Singapore: Lower global oil prices should stimulate global economic growth, according to the International Monetary Fund, which estimates that every US$10 fall in per-barrel oil price can lift global GDP by 0.2 per cent.
In particular, countries which are net importers of oil, such as Singapore, should benefit more from lower global oil prices. For example, when the oil price fell to below US$50 a barrel last January, electricity tariffs in Singapore between July 2014 and March 2015 were reduced by 9.3 per cent.
But now that oil has dipped below US$30 a barrel, and is hovering its lowest price levels in over a decade, initial cheer from energy cost savings appears to be turning into fear over a global economic slowdown.
Dr Walter Theseira, senior lecturer at SIM University explained: “Rapidly declining oil prices suggest that global economic growth is slumping. That in turn has an effect on the economy that extends beyond the oil industry … It’s the global economic slowdown (or the threat of it) that is causing economic disruption for us, and not the low oil prices themselves.”
Oil prices are wallowing at more than 12-year lows as the commodity comes under pressure from a worldwide glut, weak demand, overproduction and a strong dollar. (AFP/Adrian Dennis)
The current slump in oil prices has done little to prop up consumer spending and spur growth, according to CIMB Private Banking economist Song Seng Wun, “because the slump in global trade has overtaken the benefits of cheaper oil”, he said. Hit by slowing global demand, Singapore’s trade-dependent economy grew 2.1 per cent in 2015, clocking its weakest pace of growth since 2009.
“Last year for example, was one of the worst years for the petrochemical industry, even though the industry had the benefit of lower input prices.
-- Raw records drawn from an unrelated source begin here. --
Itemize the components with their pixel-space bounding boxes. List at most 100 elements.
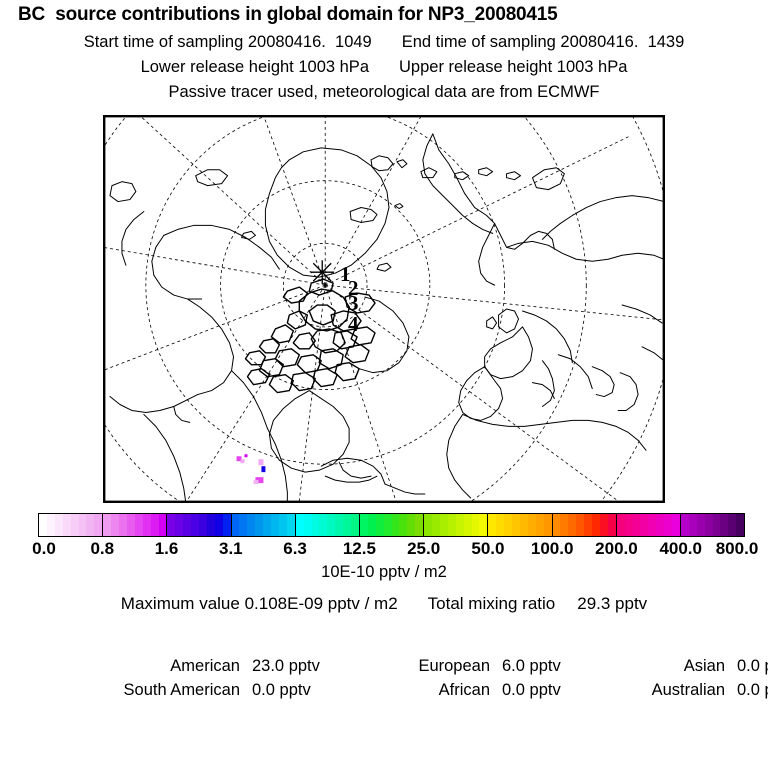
colorbar-step-8-0	[552, 514, 561, 536]
source-label-asian: Asian	[683, 657, 725, 675]
colorbar-segment-7	[488, 514, 553, 536]
graticule-meridians	[104, 116, 664, 502]
colorbar-step-8-3	[576, 514, 585, 536]
colorbar-step-1-1	[111, 514, 119, 536]
colorbar-step-4-4	[327, 514, 336, 536]
colorbar-step-7-6	[535, 514, 544, 536]
colorbar-step-10-7	[736, 514, 745, 536]
colorbar-unit-label: 10E-10 pptv / m2	[321, 563, 447, 581]
colorbar-step-5-1	[367, 514, 376, 536]
colorbar-step-8-1	[560, 514, 569, 536]
colorbar-step-5-5	[399, 514, 408, 536]
tracer-note: Passive tracer used, meteorological data…	[168, 83, 600, 101]
colorbar-step-4-1	[303, 514, 312, 536]
colorbar-step-5-0	[359, 514, 368, 536]
source-label-south-american: South American	[123, 681, 240, 699]
colorbar-step-2-7	[222, 514, 231, 536]
colorbar-step-10-3	[704, 514, 713, 536]
colorbar-step-5-3	[383, 514, 392, 536]
colorbar-step-0-4	[70, 514, 79, 536]
colorbar-tick-labels: 0.0 0.8 1.6 3.1 6.3 12.5 25.0 50.0 100.0 200.0 400…	[0, 539, 768, 561]
source-value-australian: 0.0 pptv	[737, 681, 768, 699]
graticule-latitude-circles	[104, 116, 664, 502]
colorbar-tick-4: 6.3	[283, 539, 307, 558]
colorbar-segment-1	[103, 514, 168, 536]
colorbar-segment-3	[231, 514, 296, 536]
colorbar-segment-9	[616, 514, 681, 536]
colorbar[interactable]	[38, 513, 745, 537]
colorbar-step-3-7	[286, 514, 295, 536]
end-time-label: End time of sampling	[401, 33, 556, 51]
colorbar-step-0-6	[86, 514, 95, 536]
colorbar-tick-9: 200.0	[595, 539, 638, 558]
colorbar-step-0-0	[39, 514, 47, 536]
colorbar-step-9-1	[624, 514, 633, 536]
colorbar-step-8-6	[599, 514, 608, 536]
colorbar-tick-1: 0.8	[90, 539, 115, 558]
colorbar-step-8-7	[607, 514, 616, 536]
colorbar-step-10-0	[680, 514, 689, 536]
colorbar-step-1-4	[134, 514, 143, 536]
source-value-european: 6.0 pptv	[502, 657, 561, 675]
release-point-label-2: 2	[348, 276, 359, 300]
polar-stereographic-map	[104, 116, 664, 502]
colorbar-step-10-6	[728, 514, 737, 536]
colorbar-step-9-0	[616, 514, 625, 536]
release-point-label-3: 3	[348, 291, 359, 315]
colorbar-step-4-6	[343, 514, 352, 536]
maximum-value-label: Maximum value	[120, 594, 240, 613]
colorbar-step-3-5	[271, 514, 279, 536]
source-value-african: 0.0 pptv	[502, 681, 561, 699]
colorbar-step-2-0	[167, 514, 176, 536]
source-label-australian: Australian	[651, 681, 725, 699]
total-mixing-ratio-label: Total mixing ratio	[427, 594, 556, 613]
colorbar-step-6-3	[447, 514, 456, 536]
colorbar-step-9-2	[632, 514, 641, 536]
colorbar-step-7-0	[488, 514, 497, 536]
colorbar-tick-11: 800.0	[715, 539, 759, 558]
colorbar-step-0-5	[78, 514, 87, 536]
colorbar-step-6-5	[463, 514, 472, 536]
colorbar-step-2-3	[191, 514, 199, 536]
upper-release-height: Upper release height 1003 hPa	[399, 58, 628, 76]
colorbar-step-4-5	[335, 514, 344, 536]
colorbar-step-7-2	[504, 514, 513, 536]
colorbar-segment-0	[39, 514, 104, 536]
colorbar-step-10-2	[696, 514, 705, 536]
colorbar-step-10-4	[712, 514, 721, 536]
source-contrib-row-2: South American 0.0 pptv African 0.0 pptv…	[0, 643, 768, 738]
colorbar-step-8-2	[568, 514, 577, 536]
colorbar-step-7-3	[512, 514, 520, 536]
colorbar-step-4-3	[319, 514, 328, 536]
colorbar-tick-6: 25.0	[407, 539, 441, 558]
colorbar-step-6-1	[432, 514, 440, 536]
colorbar-step-5-6	[407, 514, 416, 536]
colorbar-step-3-2	[247, 514, 256, 536]
colorbar-step-1-7	[158, 514, 167, 536]
colorbar-segment-4	[295, 514, 360, 536]
colorbar-step-9-3	[640, 514, 649, 536]
colorbar-step-3-6	[279, 514, 287, 536]
colorbar-step-10-1	[688, 514, 697, 536]
release-height-line: Lower release height 1003 hPa Upper relea…	[0, 58, 768, 77]
colorbar-step-6-2	[439, 514, 448, 536]
colorbar-step-1-3	[126, 514, 135, 536]
source-value-american: 23.0 pptv	[252, 657, 320, 675]
maximum-value: 0.108E-09 pptv / m2	[244, 594, 398, 613]
coastlines	[109, 133, 664, 502]
colorbar-step-7-1	[496, 514, 505, 536]
colorbar-step-7-5	[527, 514, 536, 536]
colorbar-step-0-7	[94, 514, 103, 536]
colorbar-step-3-0	[231, 514, 240, 536]
colorbar-step-8-4	[584, 514, 593, 536]
colorbar-segment-6	[424, 514, 489, 536]
colorbar-step-7-4	[519, 514, 528, 536]
polar-map-panel[interactable]: 1 2 3 4	[103, 115, 665, 503]
total-mixing-ratio-value: 29.3 pptv	[577, 594, 648, 613]
colorbar-step-9-7	[672, 514, 680, 536]
colorbar-step-0-2	[54, 514, 63, 536]
colorbar-step-1-6	[150, 514, 159, 536]
sampling-time-line: Start time of sampling 20080416. 1049 End…	[0, 33, 768, 52]
colorbar-step-6-0	[424, 514, 433, 536]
Due to low global demand, the firms over-invested and could not run at capacity,” said Mr Song.
DBS senior economist Irvin Seah thinks on the whole, lower oil prices are still a "marginal positive" for the Singapore economy, but warned that there are “non-quantifiable indirect effects that are exerting pain”. One such indirect impact can come through the weakening Malaysian ringgit, which has declined 12 per cent against the Sing dollar over the last year.
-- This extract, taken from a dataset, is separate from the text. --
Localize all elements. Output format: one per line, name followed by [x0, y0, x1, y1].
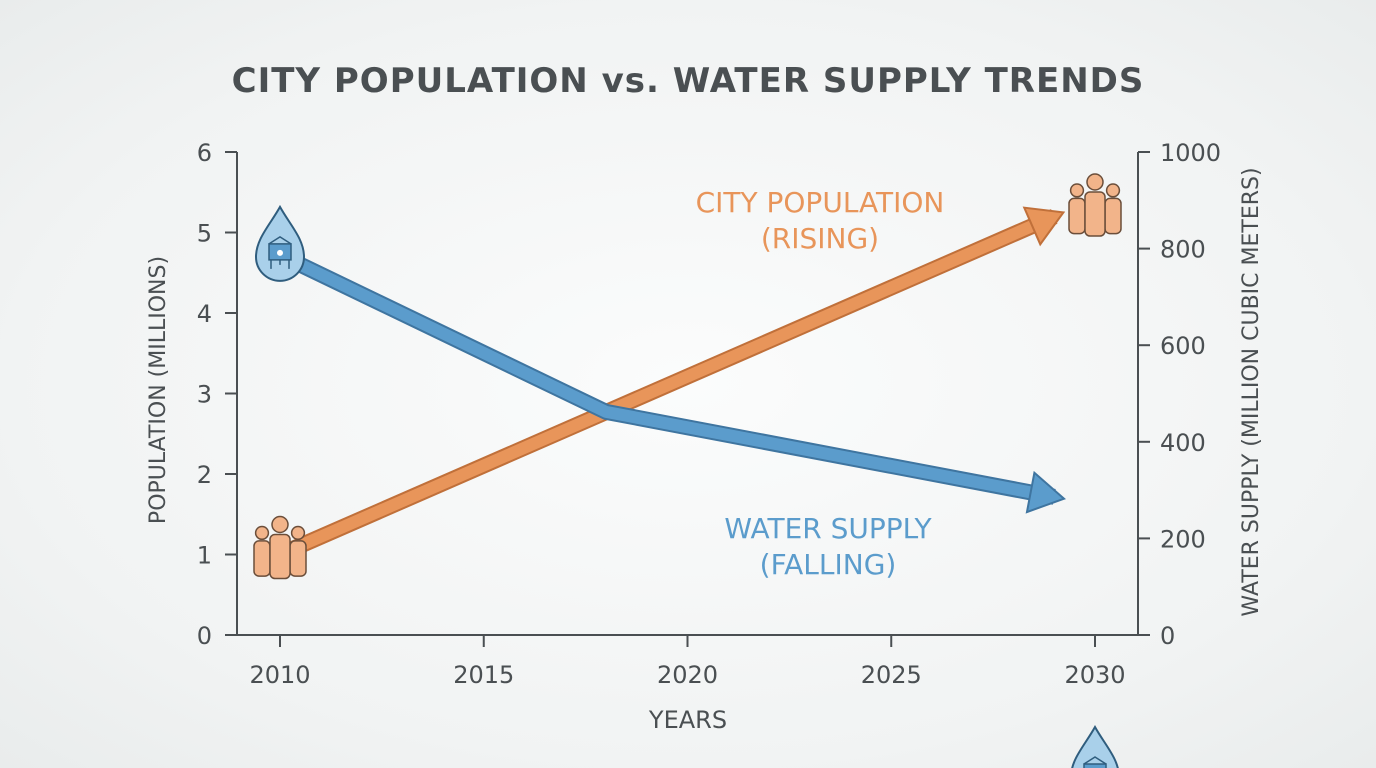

Mr Seah explained: “The Malaysian economy is highly dependent on oil, and the oil price situation has caused its currency to depreciate against that of key trading partners. This affects Singapore businesses, especially in cases where their Malaysian counterparts fail to make timely payments.”
Overall, some clear winners from lower oil prices could be consumers, and businesses in energy-intensive industries, such as aviation and shipping, which stand to gain from lower utility bills. Meanwhile, the losers include oil-related firms, like rig builders and offshore and marine companies, which have seen orders thin out in line with lower oil exploration activity.